Алиса показала ей большой палец.
— Может, тоже пойдем, искупаемся? — Присел я на шезлонг к жене, загородив той солнце. — Хватит буку строить, — провёл я рукой по её впалому животику, отряхивая тот от песка. — Ну как?
— Я не собираюсь нырять в этот противоречащий всем правилам санитарии пруд, — поджала она губы, согнав мою руку со своего живота. — И если ты забыл, нас пригласили на прием к наместнику Сибирска и вместо того чтобы готовиться к приёму мы занимаемся чёрте чем, торча тут, — оглядела она галдящую толпу радостных простолюдинов, служащих нам.
— Не хмурься, Алис, а то морщинки появятся, — наклонился я вперёд, поцеловав её в носик, от чего она ещё больше нахмурилась. — И отвечая на твои ворчания — пруд у нас чистый, ключевой. Эту воду пить можно.
— А к приёму готовиться значит не надо? — Вручила она мне крем от загара, перевернувшись на живот. — Намажь меня.
— Чего там готовиться? — Удивился я, выдавив в ладошки желеобразную массу крема, став втирать его в спинку Алисы.
Мешающие мне лямки её чёрного лифчика я по-хулигански развязал.
— Эм-м-м, — замычала она, поведя плечами, недовольная моим самоуправством. — Смотрят же, — пожаловалась, она, чуть смутившись.

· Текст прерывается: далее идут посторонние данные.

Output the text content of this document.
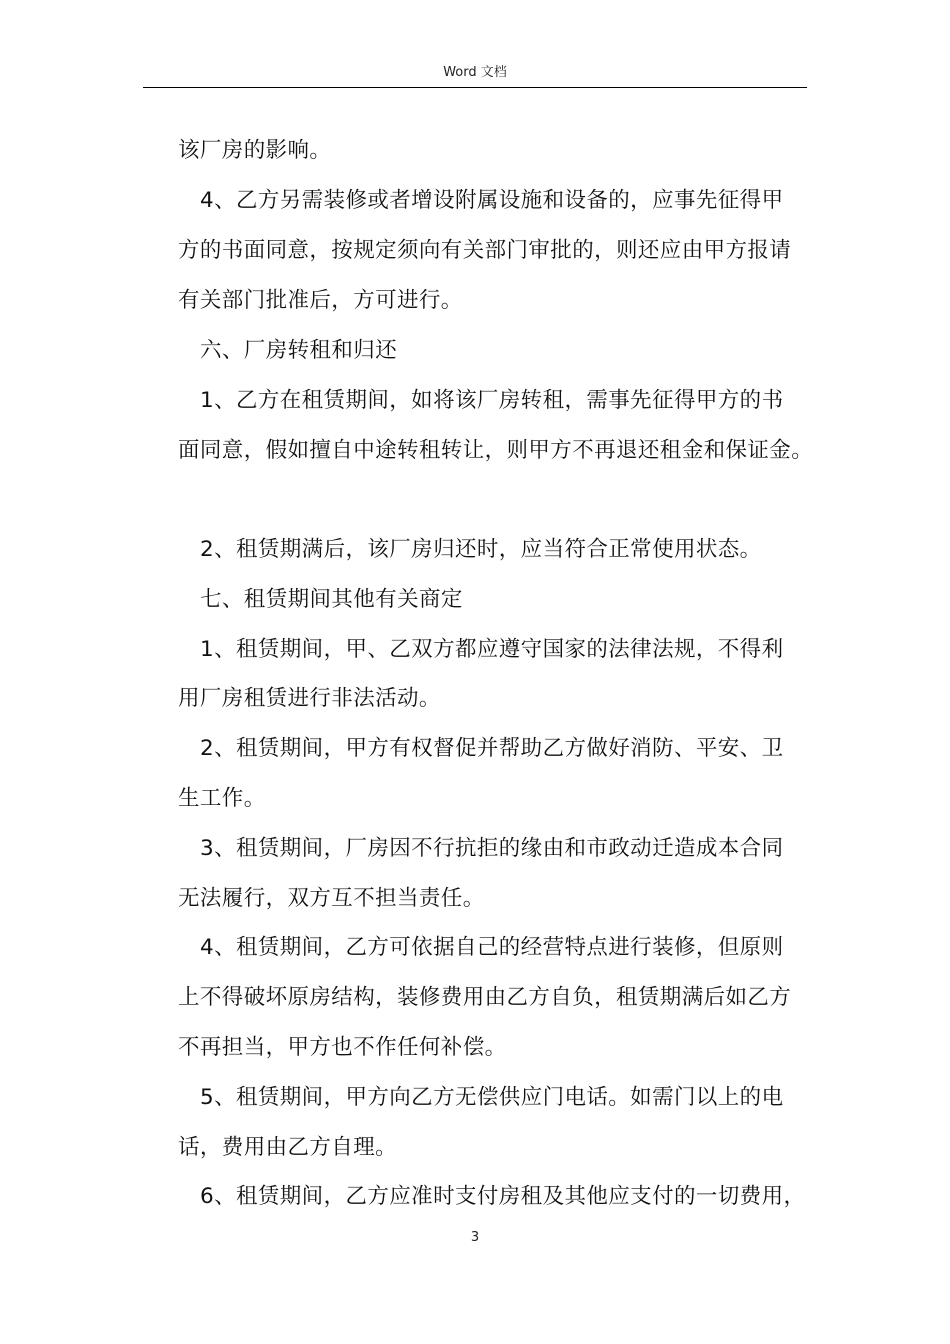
Word 文档
该厂房的影响。
4、乙方另需装修或者增设附属设施和设备的，应事先征得甲
方的书面同意，按规定须向有关部门审批的，则还应由甲方报请
有关部门批准后，方可进行。
六、厂房转租和归还
1、乙方在租赁期间，如将该厂房转租，需事先征得甲方的书
面同意，假如擅自中途转租转让，则甲方不再退还租金和保证金。
2、租赁期满后，该厂房归还时，应当符合正常使用状态。
七、租赁期间其他有关商定
1、租赁期间，甲、乙双方都应遵守国家的法律法规，不得利
用厂房租赁进行非法活动。
2、租赁期间，甲方有权督促并帮助乙方做好消防、平安、卫
生工作。
3、租赁期间，厂房因不行抗拒的缘由和市政动迁造成本合同
无法履行，双方互不担当责任。
4、租赁期间，乙方可依据自己的经营特点进行装修，但原则
上不得破坏原房结构，装修费用由乙方自负，租赁期满后如乙方
不再担当，甲方也不作任何补偿。
5、租赁期间，甲方向乙方无偿供应门电话。如需门以上的电
话，费用由乙方自理。
6、租赁期间，乙方应准时支付房租及其他应支付的一切费用，
3
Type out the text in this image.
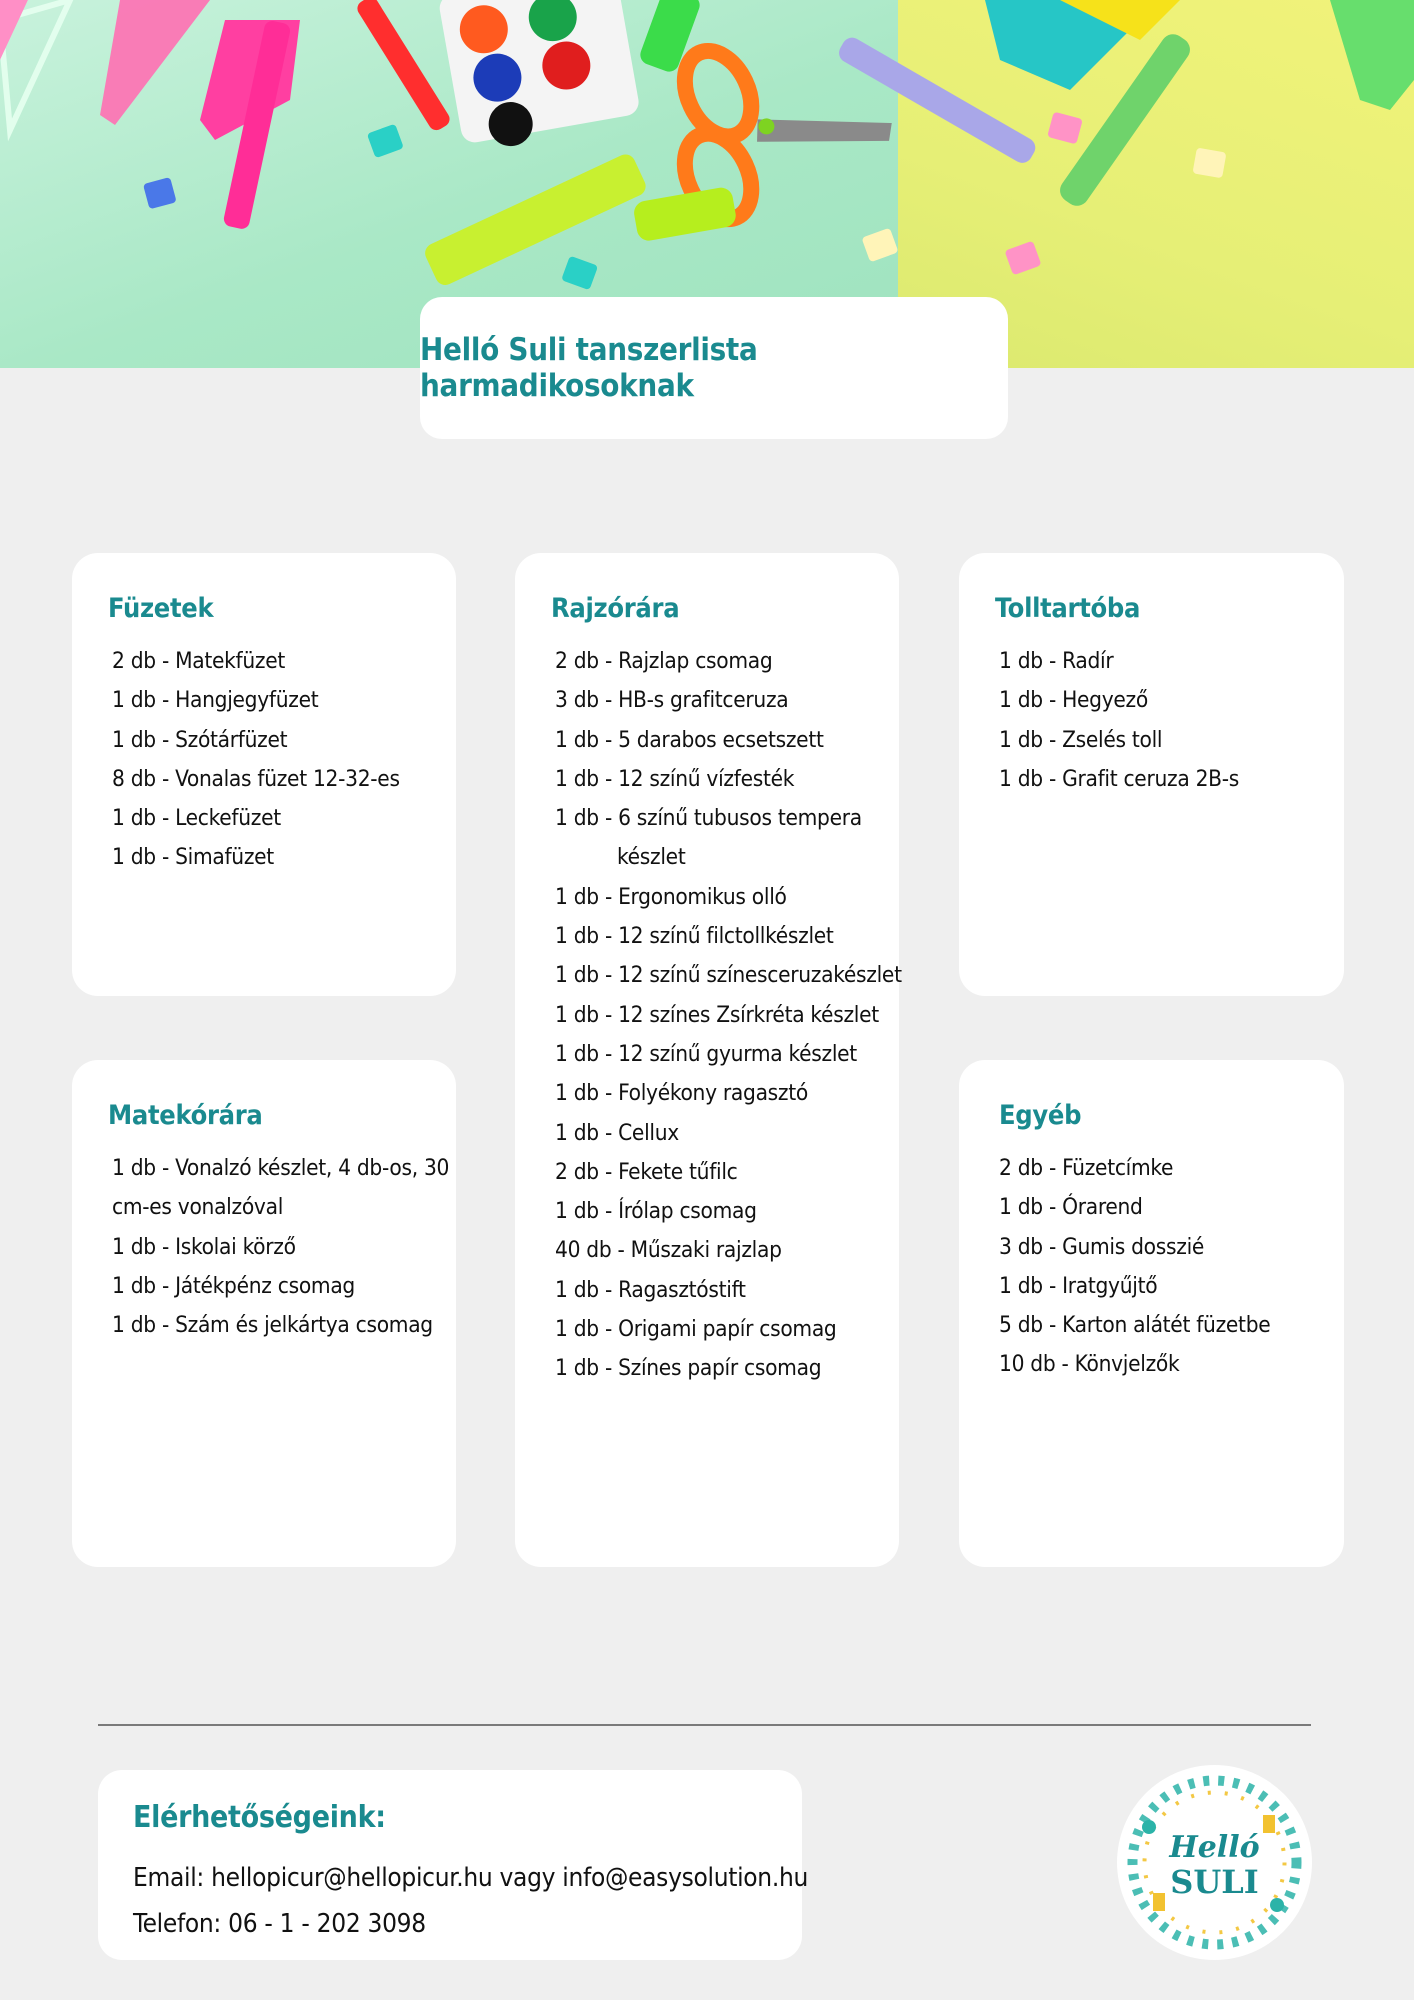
Helló Suli tanszerlista harmadikosoknak
Füzetek
2 db - Matekfüzet
1 db - Hangjegyfüzet
1 db - Szótárfüzet
8 db - Vonalas füzet 12-32-es
1 db - Leckefüzet
1 db - Simafüzet
Rajzórára
2 db - Rajzlap csomag
3 db - HB-s grafitceruza
1 db - 5 darabos ecsetszett
1 db - 12 színű vízfesték
1 db - 6 színű tubusos tempera
készlet
1 db - Ergonomikus olló
1 db - 12 színű filctollkészlet
1 db - 12 színű színesceruzakészlet
1 db - 12 színes Zsírkréta készlet
1 db - 12 színű gyurma készlet
1 db - Folyékony ragasztó
1 db - Cellux
2 db - Fekete tűfilc
1 db - Írólap csomag
40 db - Műszaki rajzlap
1 db - Ragasztóstift
1 db - Origami papír csomag
1 db - Színes papír csomag
Tolltartóba
1 db - Radír
1 db - Hegyező
1 db - Zselés toll
1 db - Grafit ceruza 2B-s
Matekórára
1 db - Vonalzó készlet, 4 db-os, 30
cm-es vonalzóval
1 db - Iskolai körző
1 db - Játékpénz csomag
1 db - Szám és jelkártya csomag
Egyéb
2 db - Füzetcímke
1 db - Órarend
3 db - Gumis dosszié
1 db - Iratgyűjtő
5 db - Karton alátét füzetbe
10 db - Könvjelzők
Elérhetőségeink:

Email: hellopicur@hellopicur.hu vagy info@easysolution.hu

Telefon: 06 - 1 - 202 3098

Helló
SULI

— Ничего не видно. Не бойся, ты у меня красавица, — успокоил я её, с удовольствием втирая крем ей в кожу и наслаждаясь податливостью своей жены, вся разомлела она на солнышке. — Приятно? — Перешли мои руки чуть ниже, к её пояснице и бёдрам, довольно поглаживал я её, вслушиваясь в слышимое только мне мурчание Алисы.
— Нет, — проворчала она, но последующий за этим стон опроверг её слова. — И ты так и не ответил на вопрос, про приём.